On January 30, 2017, 39-year old Anastasios Leventis, a former computer technician and enforcer associated with the Rizzuto crime family, was shot to death in Toronto, two firearms were recovered close to the scene of the homicide. He pleaded guilty to conspiracy charges and marijuana-smuggling in 2009 as part of "Project Cancun" and was sentenced to 6-months in prison. A court document issued in 2009 considered Leventis the main marijuana supplier in the operation.

On August 17, 2017, 45-year old Antonio De Blasio, a Rizzuto family soldier and Sollecito crew member, was gunned down outside his son's football practice in St. Leonard, Quebec. He was shot several times in the upper body. De Blasio's murder was confirmed as Montreal's 15th homicide in 2017.

Jacques Desjardins, brother of Raynald, disappeared on November 2–3, 2017, and is presumed dead.

On February 3, 2018, 33-year old Daniele Ranieri was found in a ditch in Cancún, Mexico. He was shot twice in the back of the head. Law enforcement alleged Ranieri took over the Toronto crew on behalf of the Rizzuto crime family following the April 2013 murder of Joe Bravo. Ranieri fled to Mexico in 2015 following an indictment on extortion charges issued by the York Regional Police. He previously served three prison-stints for robbery, assault, bookmaking and firearm offenses.

On February 19, 2018, Leonardo Rizzuto and Stefano Sollecito were released from prison since their November 2015 arrest, and acquitted of charges of gangsterism and conspiracy to traffic cocaine. The wiretap evidence that was gathered by a joint police task force in 2015 was excluded as a violation of the constitutional right to solicitor-client privilege.

A 2019 CBC News report later quoted a Mafia expert as stating that "Rizzuto's death paved the way for upheaval in the underworld. There's a power struggle left from the vacuum from Rizzuto". On October 17, 2019, Jonathan Massari, Dominico Scarfo, Guy Dion and Marie-Josée Viau, were arrested and charged with planning and executing the murders of Sollecito and Giordano.

The power vacuum after Rizutto's death was particularly apparent to mobsters from the area of Hamilton, Ontario. Angelo Musitano, boss of the city's Musitano crime family, was killed in May 2017. In April 2019, his uncle Tony Musitano died of natural causes, leaving nephew Pasquale (Pat) Musitano as the last of the dynasty. "Those deaths cost [Pat] protection in a world where he had a growing number of enemies", according to journalist Peter Edwards. The enemies included "criminal groups in Hamilton, Buffalo, Montreal and elsewhere, including the Luppino and Papalia crime gangs," according to the National Post. 

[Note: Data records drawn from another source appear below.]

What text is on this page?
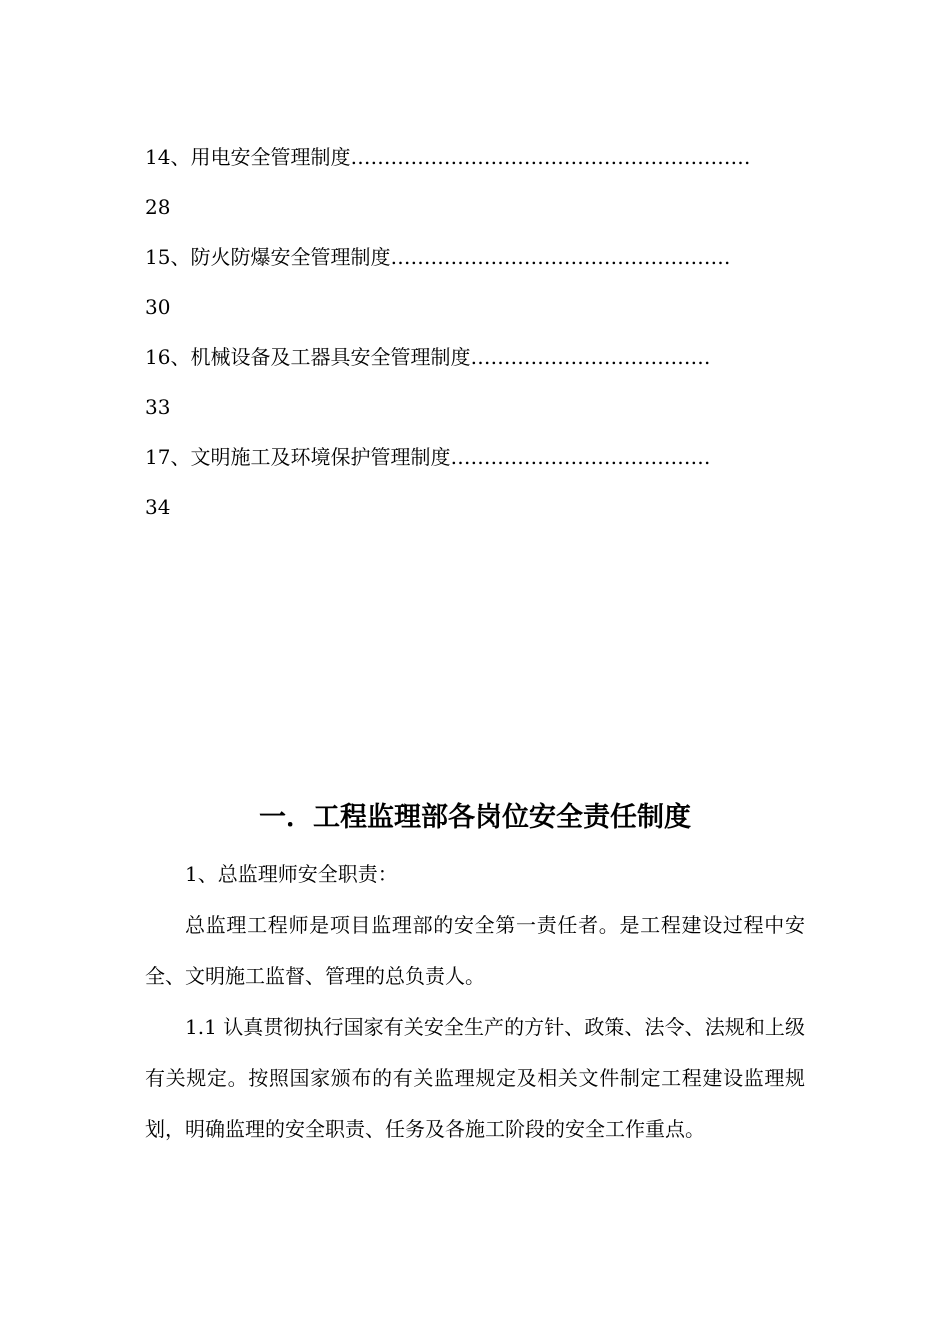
14、用电安全管理制度……………………………………………………
28
15、防火防爆安全管理制度……………………………………………
30
16、机械设备及工器具安全管理制度………………………………
33
17、文明施工及环境保护管理制度…………………………………
34
一．工程监理部各岗位安全责任制度

1、总监理师安全职责：

总监理工程师是项目监理部的安全第一责任者。是工程建设过程中安全、文明施工监督、管理的总负责人。

1.1 认真贯彻执行国家有关安全生产的方针、政策、法令、法规和上级有关规定。按照国家颁布的有关监理规定及相关文件制定工程建设监理规划，明确监理的安全职责、任务及各施工阶段的安全工作重点。
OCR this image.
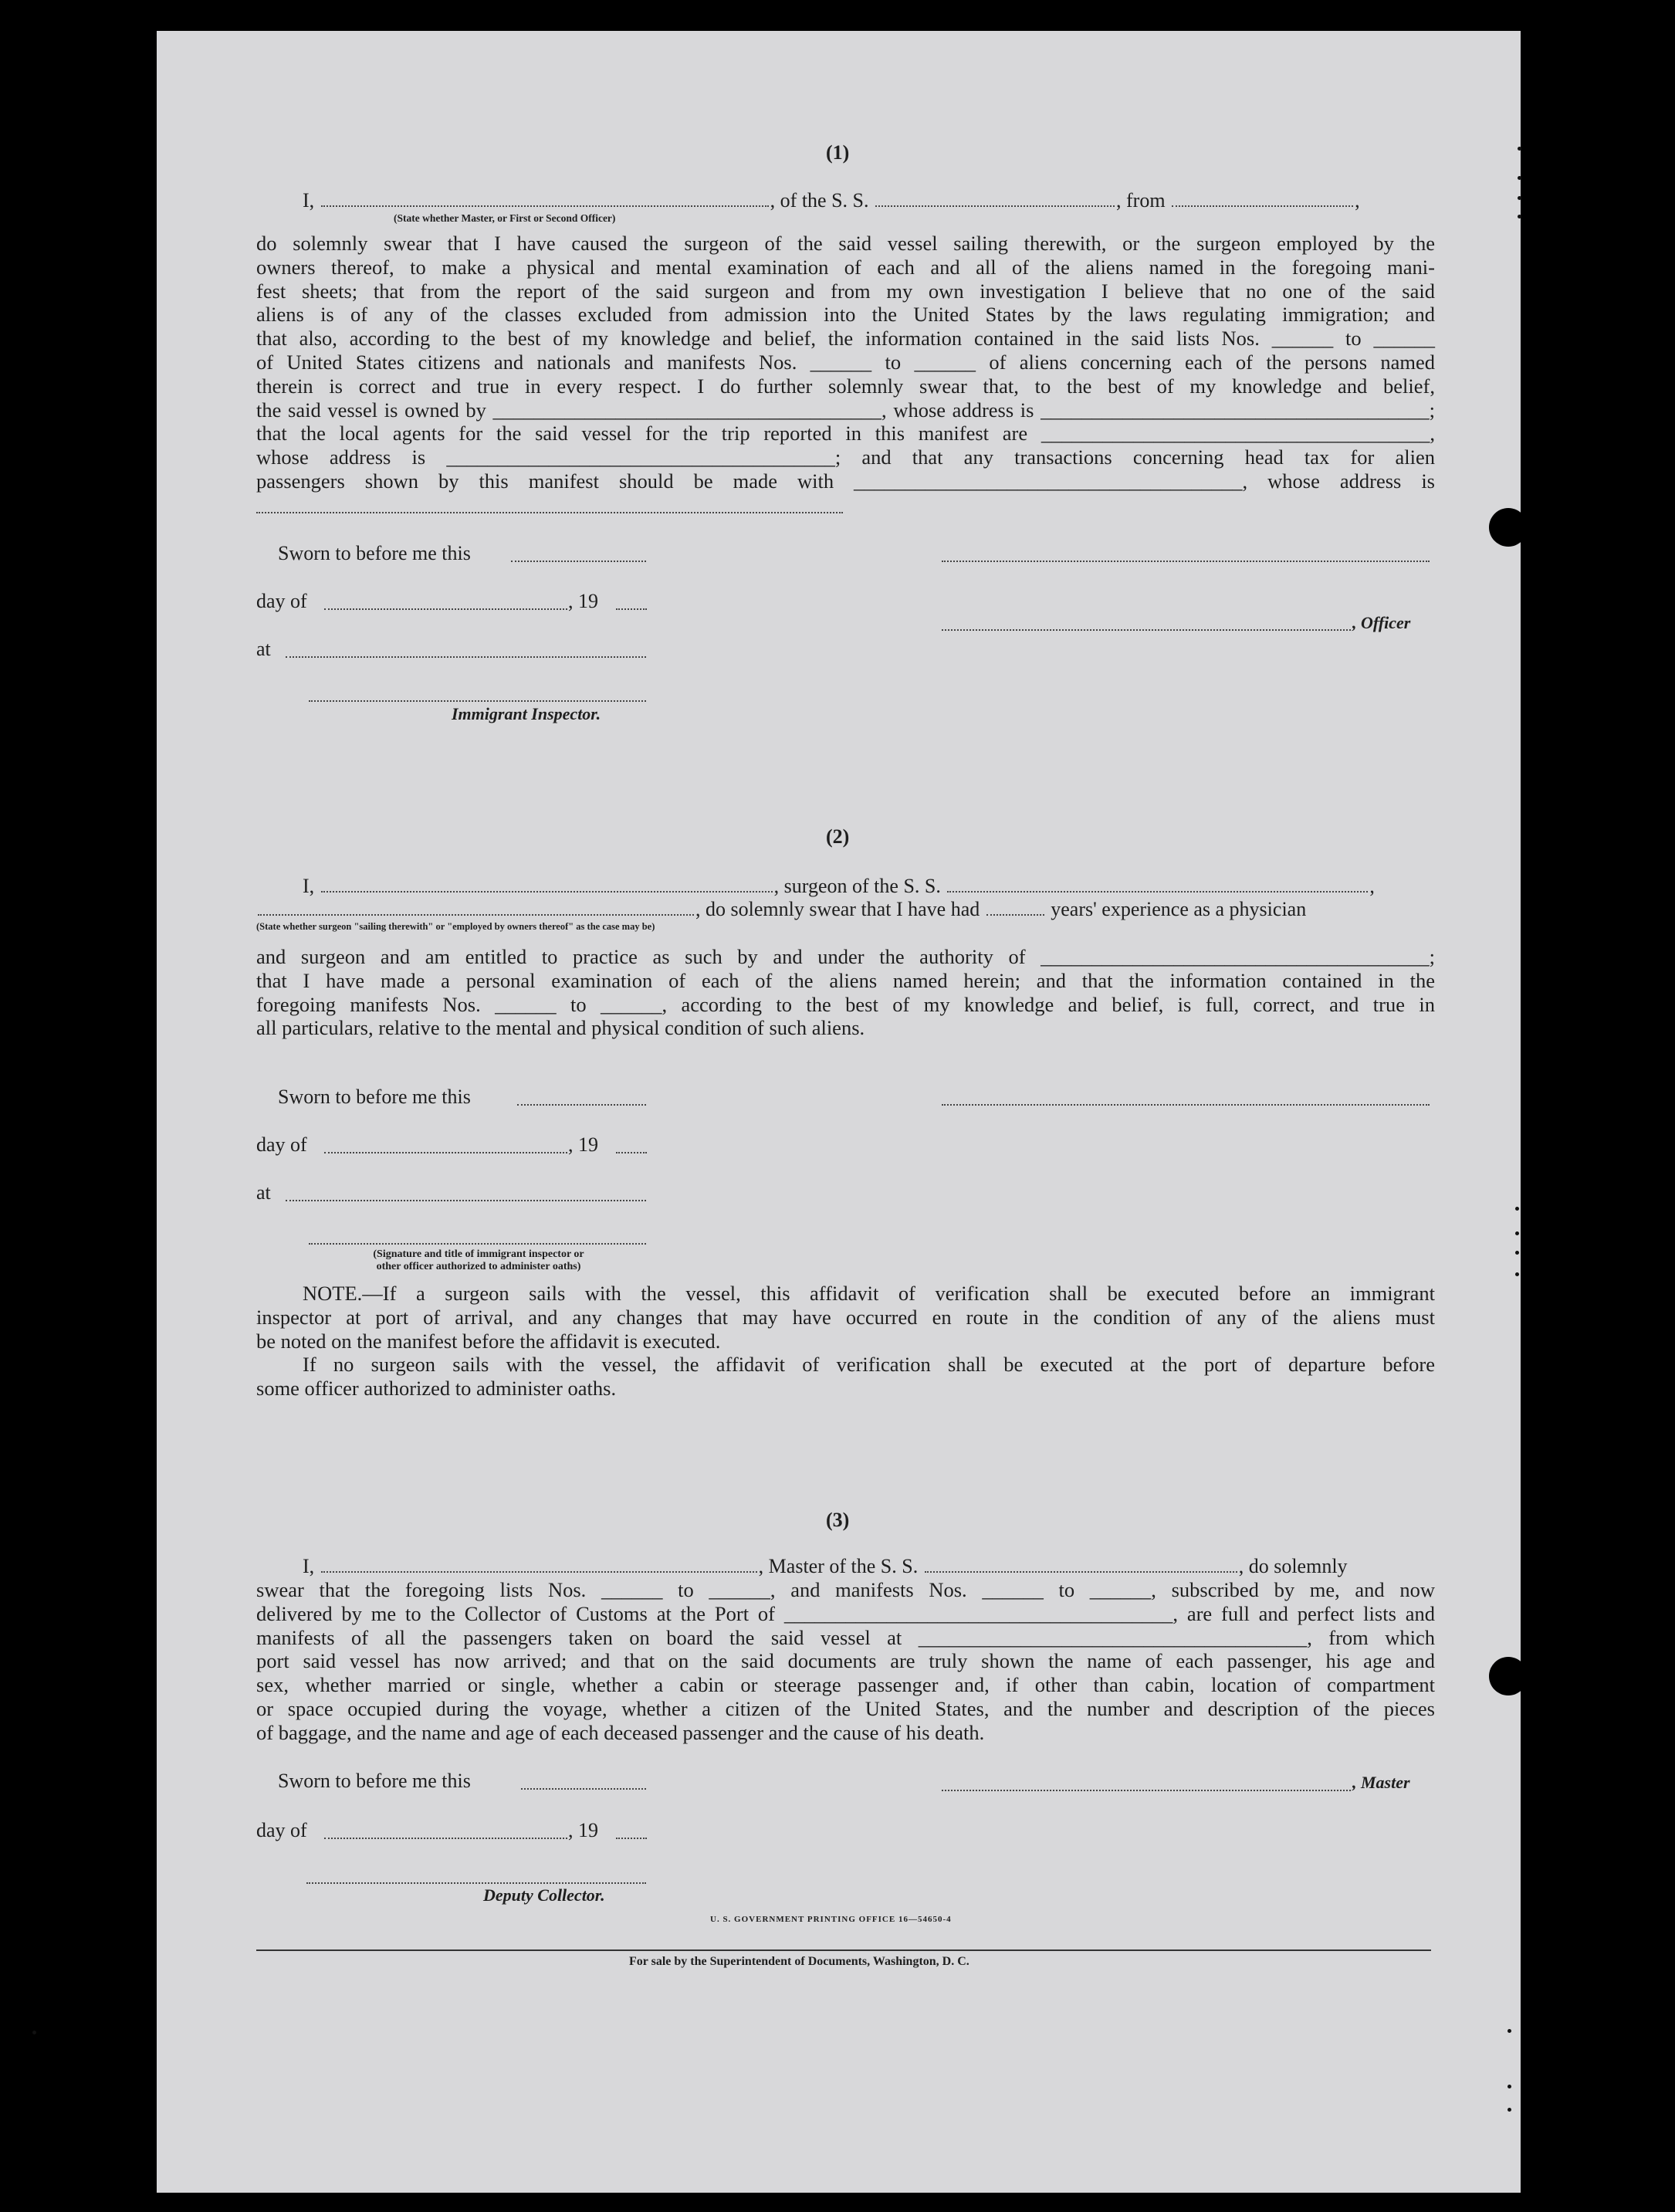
(1)
I,	, of the S. S.	, from	,
(State whether Master, or First or Second Officer)
do solemnly swear that I have caused the surgeon of the said vessel sailing therewith, or the surgeon employed by the
owners thereof, to make a physical and mental examination of each and all of the aliens named in the foregoing mani-
fest sheets; that from the report of the said surgeon and from my own investigation I believe that no one of the said
aliens is of any of the classes excluded from admission into the United States by the laws regulating immigration; and
that also, according to the best of my knowledge and belief, the information contained in the said lists Nos. ______ to ______
of United States citizens and nationals and manifests Nos. ______ to ______ of aliens concerning each of the persons named
therein is correct and true in every respect. I do further solemnly swear that, to the best of my knowledge and belief,
the said vessel is owned by ______________________________________, whose address is ______________________________________;
that the local agents for the said vessel for the trip reported in this manifest are ______________________________________,
whose address is ______________________________________; and that any transactions concerning head tax for alien
passengers shown by this manifest should be made with ______________________________________, whose address is
Sworn to before me this
day of	, 19
at
Immigrant Inspector.
, Officer
(2)
I,	, surgeon of the S. S.	,
, do solemnly swear that I have had	years' experience as a physician
(State whether surgeon "sailing therewith" or "employed by owners thereof" as the case may be)
and surgeon and am entitled to practice as such by and under the authority of ______________________________________;
that I have made a personal examination of each of the aliens named herein; and that the information contained in the
foregoing manifests Nos. ______ to ______, according to the best of my knowledge and belief, is full, correct, and true in
all particulars, relative to the mental and physical condition of such aliens.
Sworn to before me this
day of	, 19
at
(Signature and title of immigrant inspector or
other officer authorized to administer oaths)
NOTE.—If a surgeon sails with the vessel, this affidavit of verification shall be executed before an immigrant
inspector at port of arrival, and any changes that may have occurred en route in the condition of any of the aliens must
be noted on the manifest before the affidavit is executed.
If no surgeon sails with the vessel, the affidavit of verification shall be executed at the port of departure before
some officer authorized to administer oaths.
(3)
I,	, Master of the S. S.	, do solemnly
swear that the foregoing lists Nos. ______ to ______, and manifests Nos. ______ to ______, subscribed by me, and now
delivered by me to the Collector of Customs at the Port of ______________________________________, are full and perfect lists and
manifests of all the passengers taken on board the said vessel at ______________________________________, from which
port said vessel has now arrived; and that on the said documents are truly shown the name of each passenger, his age and
sex, whether married or single, whether a cabin or steerage passenger and, if other than cabin, location of compartment
or space occupied during the voyage, whether a citizen of the United States, and the number and description of the pieces
of baggage, and the name and age of each deceased passenger and the cause of his death.
Sworn to before me this
day of	, 19
Deputy Collector.
, Master
U. S. GOVERNMENT PRINTING OFFICE 16—54650-4
For sale by the Superintendent of Documents, Washington, D. C.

Shortly after Angelo's murder, Pat Musitano's home was sprayed with bullets, and shortly after Tony's death in April 2019, Pat was shot but survived. At that time, CBC News discussed other mob hits and stated that the "surge" in violence appeared to have commenced after Vito Rizzuto's death; "the Musitano family [for example] was aligned with Rizzuto, which offered protection". In July 2020, Pat Musitano was killed.

On November 10, 2021, Serafino Olivero, an independent money launderer closely connected to the Rizzuto organization, survived a drive-by assassination attempt in Montreal's Riviere-des-Prairies neighbourhood. Olivero had been fined $75,000 by Revenu Quebec in 2018 for producing false tax returns. It is possible that Olivero had fallen from the good graces of the Rizzuto family and was targeted as a result.

On February 9, 2022, 46-year old Domenico Macri was murdered in his garage in the LaSalle neighbourhood of Montreal during a drive-by shooting. Macri was the owner of a local sports bar, named Brasserie des Rapides. Macri is believed to have been involved in the illegal sports betting business and had connections to the Italian Mafia in Montreal and the West End Gang.

On March 15, 2023, Leonardo Rizzuto was shot at six times while driving on Autoroute 440 in Laval, escaping with minor injury.

In popular culture
Writers Antonio Nicaso and Peter Edwards published Business or Blood, a history of the family, in 2015. The book was adapted into the television drama series Bad Blood, which debuted on Citytv in 2017.